Smithy (played by James Corden) is probably my favorite character on the show.  Coincidentally, he’s probably the most flawed character.  He’s overweight.  He appears to have few prospects in life.  Yet it’s his extended childhood relationship with Gavin that seems to give him energy to keep moving.  On the surface, he’s crass.  He’s a messy drunk and his irresponsible living makes it both funny and tragic to watch him.  But at his heart, he’s a lovable guy.  (For some reason, I see a lot of myself in Smithy.  Minus the ‘lovable’ part.)

The series leaves quite a few empty plot holes (even after having completed the Christmas special).  At this point in the series, there’s uncertainty with regard to everything that will happen – especially the future of Gavin and Stacey’s relationship.  I can’t wait to see what a Series 3 might reveal.
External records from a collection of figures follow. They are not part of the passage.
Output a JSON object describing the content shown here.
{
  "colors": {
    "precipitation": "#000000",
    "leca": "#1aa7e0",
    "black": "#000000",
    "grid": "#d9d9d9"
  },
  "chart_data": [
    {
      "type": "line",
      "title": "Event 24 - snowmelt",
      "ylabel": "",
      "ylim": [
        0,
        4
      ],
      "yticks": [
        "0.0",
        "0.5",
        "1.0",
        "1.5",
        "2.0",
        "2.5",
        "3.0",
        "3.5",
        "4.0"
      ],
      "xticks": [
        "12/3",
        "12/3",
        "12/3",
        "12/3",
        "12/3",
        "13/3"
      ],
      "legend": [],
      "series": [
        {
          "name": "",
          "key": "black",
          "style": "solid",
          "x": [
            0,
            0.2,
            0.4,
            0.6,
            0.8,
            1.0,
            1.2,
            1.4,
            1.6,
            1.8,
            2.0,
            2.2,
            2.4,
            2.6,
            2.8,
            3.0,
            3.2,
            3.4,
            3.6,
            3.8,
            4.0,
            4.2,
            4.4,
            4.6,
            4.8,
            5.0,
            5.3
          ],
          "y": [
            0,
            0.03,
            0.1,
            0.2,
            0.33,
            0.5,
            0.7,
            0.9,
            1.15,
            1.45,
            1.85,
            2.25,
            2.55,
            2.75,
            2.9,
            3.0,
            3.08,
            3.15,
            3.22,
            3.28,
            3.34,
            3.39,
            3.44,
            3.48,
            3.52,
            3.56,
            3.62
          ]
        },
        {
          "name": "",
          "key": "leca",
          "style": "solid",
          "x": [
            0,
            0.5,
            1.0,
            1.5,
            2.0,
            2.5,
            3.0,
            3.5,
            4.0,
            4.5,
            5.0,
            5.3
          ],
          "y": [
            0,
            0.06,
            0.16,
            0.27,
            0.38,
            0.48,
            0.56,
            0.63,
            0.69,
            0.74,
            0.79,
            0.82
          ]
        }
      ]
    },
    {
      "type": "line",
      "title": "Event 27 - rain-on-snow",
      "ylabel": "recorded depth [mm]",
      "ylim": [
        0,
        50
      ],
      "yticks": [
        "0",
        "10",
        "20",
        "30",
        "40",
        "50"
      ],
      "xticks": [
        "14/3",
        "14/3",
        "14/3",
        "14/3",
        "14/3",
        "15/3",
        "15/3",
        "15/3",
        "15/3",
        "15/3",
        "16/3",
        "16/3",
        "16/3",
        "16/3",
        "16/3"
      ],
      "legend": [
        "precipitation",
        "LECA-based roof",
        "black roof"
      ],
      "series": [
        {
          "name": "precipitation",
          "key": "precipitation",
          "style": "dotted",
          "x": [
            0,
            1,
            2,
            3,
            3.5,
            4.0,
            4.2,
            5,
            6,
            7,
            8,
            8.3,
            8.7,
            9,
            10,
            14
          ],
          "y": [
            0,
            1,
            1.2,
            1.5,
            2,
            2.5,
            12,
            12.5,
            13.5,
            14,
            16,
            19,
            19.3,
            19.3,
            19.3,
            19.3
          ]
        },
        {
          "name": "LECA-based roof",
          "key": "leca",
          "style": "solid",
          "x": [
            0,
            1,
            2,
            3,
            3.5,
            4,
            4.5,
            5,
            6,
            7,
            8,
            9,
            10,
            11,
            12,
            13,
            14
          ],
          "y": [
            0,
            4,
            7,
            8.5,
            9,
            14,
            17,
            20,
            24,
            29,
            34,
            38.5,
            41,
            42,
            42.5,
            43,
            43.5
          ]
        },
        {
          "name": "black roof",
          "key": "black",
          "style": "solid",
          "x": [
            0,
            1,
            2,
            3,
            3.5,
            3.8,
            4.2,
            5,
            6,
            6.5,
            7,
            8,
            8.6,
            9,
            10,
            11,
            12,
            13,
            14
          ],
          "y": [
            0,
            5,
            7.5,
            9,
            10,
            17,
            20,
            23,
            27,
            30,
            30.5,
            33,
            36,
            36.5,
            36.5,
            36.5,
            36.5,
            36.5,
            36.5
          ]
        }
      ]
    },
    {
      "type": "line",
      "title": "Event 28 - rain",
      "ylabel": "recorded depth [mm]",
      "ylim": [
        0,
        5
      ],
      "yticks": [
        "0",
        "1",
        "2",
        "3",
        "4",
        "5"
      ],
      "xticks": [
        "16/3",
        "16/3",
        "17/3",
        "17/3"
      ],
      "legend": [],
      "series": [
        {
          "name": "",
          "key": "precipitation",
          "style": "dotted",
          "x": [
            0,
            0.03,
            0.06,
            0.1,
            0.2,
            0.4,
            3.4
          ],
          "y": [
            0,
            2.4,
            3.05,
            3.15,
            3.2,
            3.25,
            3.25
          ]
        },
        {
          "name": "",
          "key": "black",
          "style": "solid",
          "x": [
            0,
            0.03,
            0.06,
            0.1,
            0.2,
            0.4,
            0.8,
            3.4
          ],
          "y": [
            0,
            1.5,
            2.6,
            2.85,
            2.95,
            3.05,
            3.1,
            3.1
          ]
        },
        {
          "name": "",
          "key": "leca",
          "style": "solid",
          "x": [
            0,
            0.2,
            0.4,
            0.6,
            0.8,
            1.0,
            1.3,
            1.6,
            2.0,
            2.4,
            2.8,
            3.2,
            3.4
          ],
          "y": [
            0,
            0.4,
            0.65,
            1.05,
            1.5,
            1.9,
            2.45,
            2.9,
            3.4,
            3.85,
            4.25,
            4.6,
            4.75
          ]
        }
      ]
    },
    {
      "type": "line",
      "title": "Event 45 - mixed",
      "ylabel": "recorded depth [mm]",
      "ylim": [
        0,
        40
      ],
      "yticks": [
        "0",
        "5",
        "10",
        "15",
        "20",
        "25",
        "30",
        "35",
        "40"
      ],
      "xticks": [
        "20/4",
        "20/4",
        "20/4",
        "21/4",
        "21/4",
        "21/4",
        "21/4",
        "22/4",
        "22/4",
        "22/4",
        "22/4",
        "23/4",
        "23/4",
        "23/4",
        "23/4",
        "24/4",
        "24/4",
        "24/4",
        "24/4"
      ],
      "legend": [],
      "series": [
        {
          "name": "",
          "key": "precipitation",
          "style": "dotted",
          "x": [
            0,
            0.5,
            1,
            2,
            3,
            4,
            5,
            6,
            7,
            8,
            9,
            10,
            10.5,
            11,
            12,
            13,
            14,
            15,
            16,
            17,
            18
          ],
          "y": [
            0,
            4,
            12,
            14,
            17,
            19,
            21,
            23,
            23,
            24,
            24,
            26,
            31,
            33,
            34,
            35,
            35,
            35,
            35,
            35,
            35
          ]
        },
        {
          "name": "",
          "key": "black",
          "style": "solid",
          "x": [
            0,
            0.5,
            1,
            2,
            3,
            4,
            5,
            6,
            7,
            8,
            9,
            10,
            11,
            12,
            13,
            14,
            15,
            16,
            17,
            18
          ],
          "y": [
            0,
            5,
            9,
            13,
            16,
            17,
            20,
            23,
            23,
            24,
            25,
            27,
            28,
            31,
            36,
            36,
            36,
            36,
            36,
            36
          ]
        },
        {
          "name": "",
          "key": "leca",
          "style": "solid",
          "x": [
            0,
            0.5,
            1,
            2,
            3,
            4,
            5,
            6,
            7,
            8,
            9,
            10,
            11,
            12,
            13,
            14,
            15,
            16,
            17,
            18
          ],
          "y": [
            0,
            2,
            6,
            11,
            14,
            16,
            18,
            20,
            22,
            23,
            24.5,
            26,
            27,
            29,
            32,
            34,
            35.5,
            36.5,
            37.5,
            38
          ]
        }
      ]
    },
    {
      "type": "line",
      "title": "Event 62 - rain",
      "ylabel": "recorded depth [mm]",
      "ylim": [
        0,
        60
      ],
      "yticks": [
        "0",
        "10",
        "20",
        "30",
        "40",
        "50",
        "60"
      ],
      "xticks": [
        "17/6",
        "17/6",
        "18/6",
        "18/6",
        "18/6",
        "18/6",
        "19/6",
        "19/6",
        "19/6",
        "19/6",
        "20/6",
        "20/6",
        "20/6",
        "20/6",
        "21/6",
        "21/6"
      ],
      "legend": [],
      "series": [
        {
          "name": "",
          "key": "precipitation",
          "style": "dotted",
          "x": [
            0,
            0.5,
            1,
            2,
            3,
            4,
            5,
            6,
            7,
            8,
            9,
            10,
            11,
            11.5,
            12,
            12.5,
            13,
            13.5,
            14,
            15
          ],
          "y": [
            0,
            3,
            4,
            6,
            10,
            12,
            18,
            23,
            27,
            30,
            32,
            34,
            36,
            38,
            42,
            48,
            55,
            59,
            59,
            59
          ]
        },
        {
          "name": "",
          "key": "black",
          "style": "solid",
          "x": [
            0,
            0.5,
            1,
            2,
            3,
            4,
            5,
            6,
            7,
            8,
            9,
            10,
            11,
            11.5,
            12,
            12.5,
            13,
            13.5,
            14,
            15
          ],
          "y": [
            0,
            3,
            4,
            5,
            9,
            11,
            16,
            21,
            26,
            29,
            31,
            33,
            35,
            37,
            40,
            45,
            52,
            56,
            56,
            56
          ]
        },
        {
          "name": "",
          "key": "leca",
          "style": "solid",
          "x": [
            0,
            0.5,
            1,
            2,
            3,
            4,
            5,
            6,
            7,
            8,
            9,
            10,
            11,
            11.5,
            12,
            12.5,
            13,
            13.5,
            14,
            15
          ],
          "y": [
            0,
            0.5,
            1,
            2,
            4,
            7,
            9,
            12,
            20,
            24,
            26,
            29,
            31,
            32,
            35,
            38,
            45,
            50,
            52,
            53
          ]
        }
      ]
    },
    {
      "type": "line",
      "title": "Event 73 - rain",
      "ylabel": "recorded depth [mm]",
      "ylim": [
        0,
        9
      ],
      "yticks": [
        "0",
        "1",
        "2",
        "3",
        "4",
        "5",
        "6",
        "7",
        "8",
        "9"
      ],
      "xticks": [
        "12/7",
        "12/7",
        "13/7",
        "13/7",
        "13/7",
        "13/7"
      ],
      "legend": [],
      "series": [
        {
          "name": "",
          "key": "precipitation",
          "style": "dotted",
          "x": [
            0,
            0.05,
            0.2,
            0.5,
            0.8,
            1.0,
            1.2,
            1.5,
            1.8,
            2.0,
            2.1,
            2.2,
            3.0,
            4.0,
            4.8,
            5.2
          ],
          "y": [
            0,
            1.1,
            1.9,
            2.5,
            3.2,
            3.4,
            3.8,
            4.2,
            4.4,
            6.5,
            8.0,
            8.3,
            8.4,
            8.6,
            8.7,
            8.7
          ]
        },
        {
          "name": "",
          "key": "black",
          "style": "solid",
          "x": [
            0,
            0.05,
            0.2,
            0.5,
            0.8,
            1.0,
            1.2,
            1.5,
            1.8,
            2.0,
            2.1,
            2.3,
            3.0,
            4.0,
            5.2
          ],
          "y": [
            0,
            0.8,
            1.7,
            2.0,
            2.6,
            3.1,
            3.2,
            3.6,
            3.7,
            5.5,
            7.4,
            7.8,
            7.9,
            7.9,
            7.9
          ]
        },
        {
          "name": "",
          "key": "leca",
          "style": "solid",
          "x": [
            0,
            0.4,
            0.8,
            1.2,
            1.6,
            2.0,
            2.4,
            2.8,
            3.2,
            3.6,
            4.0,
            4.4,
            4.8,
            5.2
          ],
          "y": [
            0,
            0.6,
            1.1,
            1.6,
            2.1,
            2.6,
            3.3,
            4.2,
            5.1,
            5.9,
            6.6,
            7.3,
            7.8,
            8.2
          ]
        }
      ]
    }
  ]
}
What I most want to see is Nessa and Smithy finally getting together.  It’s teased throughout the entire series (and unlike most other shows, these folks just refuse to give in to the audience’s wishes).  There’s no obvious conclusions to be found here.  Nessa and Smithy are quite harsh to each other – particularly the things that Smithy says.  But during the tender moments, it makes for the more interesting parts of the show.  (To me, anyway.)

My understanding is that a U.S. version is on the way (big surprise).  And while I’m sure they will find a way to make it appeal to American television viewers, much in the same way that I am partial to the U.K. version of The Office, I can’t see a U.S. series having the charm and appeal of these people and families that they bring together.

If you have some time and you like The Office (either version), I’d say this is a no-brainer.  At only twelve half-hour episodes and one hour long Christmas special, the time investment is small, but the return on your enjoyment is huge and continues to pay dividends long after the credits have rolled.